I read the 'Coalition Urge White House to Listen to Public on "Big Data and Privacy"' article from the Electronic Privacy Information Center's Web site (www.epic.org) and decided to make my latest blog post about this issue from a philosophical perspective. The article discussed the petition by EPIC and 24 other consumer privacy, public interest, scientific, and educational organizations to the White House's Office of Science and Technology Policy to accept public comments on the Big Data and The Future of Privacy study now underway. The Office of Science and Technology Policy's primary function is to advise the President on scientific and technological issues. Furthermore, the President announced the Big Data review during a recent speech on NSA reform. The article later explained that the petition calls on the Office of Science and Technology Policy to incorporate the concerns and opinions of the public and lays out a number of important questions to consider, including whether current laws are adequate and also whether it is possible to maximize the benefits of big data while minimizing the risks to privacy.
This privacy issue is very common and has dominated the news pages this past year. The government is in search of private data about people through big companies while violating people's privacy rights. According to Spinello, the control theory and restricted access theory stands out when we review privacy. Jim Moore and Herman Tavani coined information privacy in terms of 'restricted access/ limited control,' which Spinello finally settled upon on being the most appropriate definition. Concluding that privacy is a condition or state of limited accessibility. If the government gains control, through these companies, of people's private information, they are in violation of their privacy.

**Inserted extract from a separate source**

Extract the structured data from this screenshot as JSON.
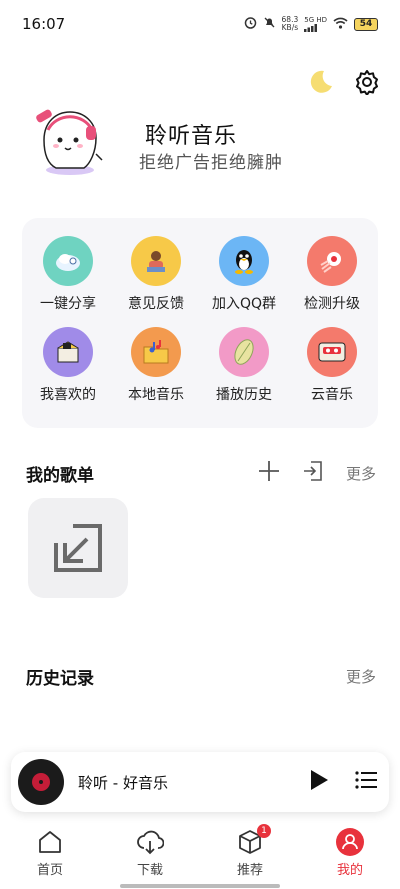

There are several theories that justify the right to privacy, even from the government:
Normative Justifications: According to normative justification right to privacy is an instrumental good, which supports other basic human goods such as friendship, security, and freedom. Furthermore, Natural Law illustrates that right to privacy is an important instrumental good. A question that challenges this ethical/moral justification is that if right to privacy is a basic human good, can the government control it for the better well-being of a society such as a country's medium of exchange? I think the most important ethical theory that justifies the right to privacy from the government is Freedom.

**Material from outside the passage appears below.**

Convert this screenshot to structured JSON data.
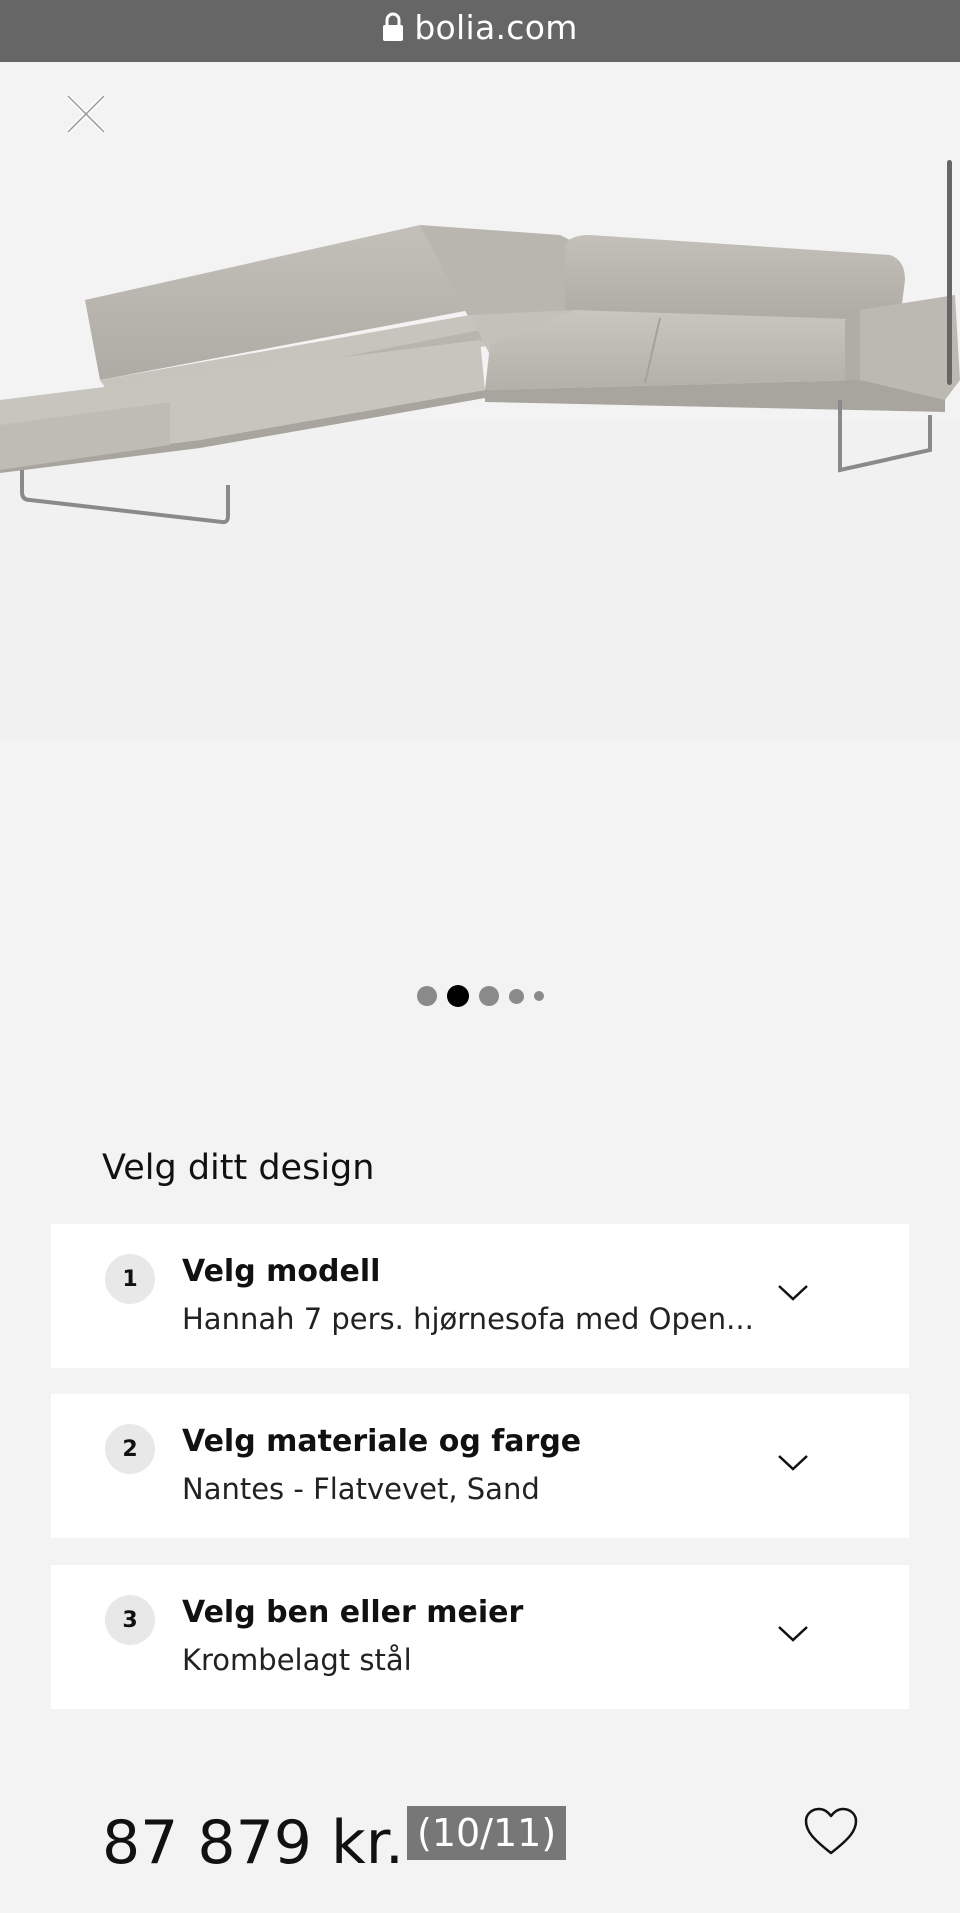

Freedom: There is a risk of extrinsic loss of freedom because lack of privacy makes individuals more likely to be controlled by others, including the government. If sensitive information of an individual is retrieved, it may be used as a weapon against that individual by the government. As Carol Gould observed, 'Privacy is a protection against unwanted imposition or coercion by others and thus a protection of one's freedom of action.' In a democratic society, people should be able to freely express ideas, including their personalities, and if this information can be easily used as weapon against them by the government, then the society is close to losing its freedom of expression. In addition, there is also a risk of intrinsic loss of freedom. Most people behave differently when they are being monitored by others. As Richard Wassestrom mentioned, without privacy, life is 'less spontaneous and more measured.'
In addition, a major problem that may arise in electronic profiling by the government is that people can be judged out of context. Spinello gave an example of, Mary, who buys French wine online. If this information is viewed online, people may assume she has a drinking problem but this maybe false, she may only drink on special occasions. There have been several cases on social media sites about a person being arrested for posting threats to the United States security, and finding out it was false or a deliberate said joke to deceive people. The government can easily profile people and may wrongly do so.